Firmy badawcze największymi przegranymi wyborów prezydenckich w USA?
Liczenie głosów w wyborach prezydenckich w USA jeszcze trwa. Walka między Joe Bidenem a Donaldem Trumpem jest bardzo wyrównana i określana jest mianem największej batalii o Biały Dom w historii. Tymczasem przedwyborcze sondaże wskazywały na zdecydowaną przewagę Joe Bidena w wyścigu o prezydencki fotel. Zdaniem ekspertów z firm badawczych rozbieżności spowodowane są niedoszacowaniem tzw. shy voters, którzy nie chcą ujawniać swojego poparcia dla Donalda Trumpa.

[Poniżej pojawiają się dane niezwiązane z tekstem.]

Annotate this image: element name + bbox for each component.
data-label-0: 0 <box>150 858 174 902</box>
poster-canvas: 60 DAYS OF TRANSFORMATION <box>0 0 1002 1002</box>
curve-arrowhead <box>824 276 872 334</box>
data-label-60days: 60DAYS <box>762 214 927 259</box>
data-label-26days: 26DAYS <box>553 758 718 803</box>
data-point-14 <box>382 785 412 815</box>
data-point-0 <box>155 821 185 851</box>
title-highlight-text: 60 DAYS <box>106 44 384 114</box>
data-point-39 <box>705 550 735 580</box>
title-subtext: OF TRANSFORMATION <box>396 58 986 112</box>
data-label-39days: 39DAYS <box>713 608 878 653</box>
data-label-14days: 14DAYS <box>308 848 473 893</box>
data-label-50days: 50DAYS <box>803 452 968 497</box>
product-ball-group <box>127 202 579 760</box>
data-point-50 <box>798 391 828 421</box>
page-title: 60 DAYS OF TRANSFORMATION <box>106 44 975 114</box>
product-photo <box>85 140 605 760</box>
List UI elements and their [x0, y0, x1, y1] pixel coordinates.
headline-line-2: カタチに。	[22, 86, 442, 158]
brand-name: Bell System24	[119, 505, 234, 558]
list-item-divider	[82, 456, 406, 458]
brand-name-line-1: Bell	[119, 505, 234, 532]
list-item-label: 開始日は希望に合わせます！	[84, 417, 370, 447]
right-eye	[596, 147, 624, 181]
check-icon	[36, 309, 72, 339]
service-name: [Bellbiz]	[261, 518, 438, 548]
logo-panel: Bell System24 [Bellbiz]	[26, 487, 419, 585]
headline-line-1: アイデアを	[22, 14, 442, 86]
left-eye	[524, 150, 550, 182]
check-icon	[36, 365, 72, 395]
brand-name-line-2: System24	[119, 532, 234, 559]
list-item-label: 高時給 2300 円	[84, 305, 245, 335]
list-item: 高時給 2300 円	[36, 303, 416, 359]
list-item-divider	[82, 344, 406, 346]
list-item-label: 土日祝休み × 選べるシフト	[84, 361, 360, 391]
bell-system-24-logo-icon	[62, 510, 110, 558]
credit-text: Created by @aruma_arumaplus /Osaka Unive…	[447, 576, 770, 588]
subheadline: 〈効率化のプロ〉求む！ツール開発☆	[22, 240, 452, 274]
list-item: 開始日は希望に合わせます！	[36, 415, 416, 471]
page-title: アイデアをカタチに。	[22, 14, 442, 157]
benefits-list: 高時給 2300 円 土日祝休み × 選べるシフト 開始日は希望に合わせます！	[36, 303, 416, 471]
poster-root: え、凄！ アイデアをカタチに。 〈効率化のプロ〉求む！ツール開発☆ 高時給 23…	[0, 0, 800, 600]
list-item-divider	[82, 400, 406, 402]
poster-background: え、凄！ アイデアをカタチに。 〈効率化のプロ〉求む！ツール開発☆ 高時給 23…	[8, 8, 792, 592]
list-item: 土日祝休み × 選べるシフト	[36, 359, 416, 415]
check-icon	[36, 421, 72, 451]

Publikowane na kilka dni przed wyborami prezydenckimi sondaże przedwyborcze w USA, podobnie jak na przestrzeni ostatnich tygodni dawały wyraźne zwycięstwo Joe Bidenowi. Miał mieć ok 52 proc. głosów, podczas gdy obecnie urzędujący prezydent Donald Trump - ok. 43 proc.
Podobnie jak przed 4 laty instytuty badawcze w Stanach Zjednoczonych nie doszacowały wyników wyborczych
Donalda Trumpa. Z ich sondaży wynikało bowiem, że przewaga Biodena nad Trumpem w wyborach powszechnych może wynieść nawet 7,4 proc. tymczasem okazuje się, że miał on zaledwie 1,1 proc. przewagi nad dotychczasowym prezydentem.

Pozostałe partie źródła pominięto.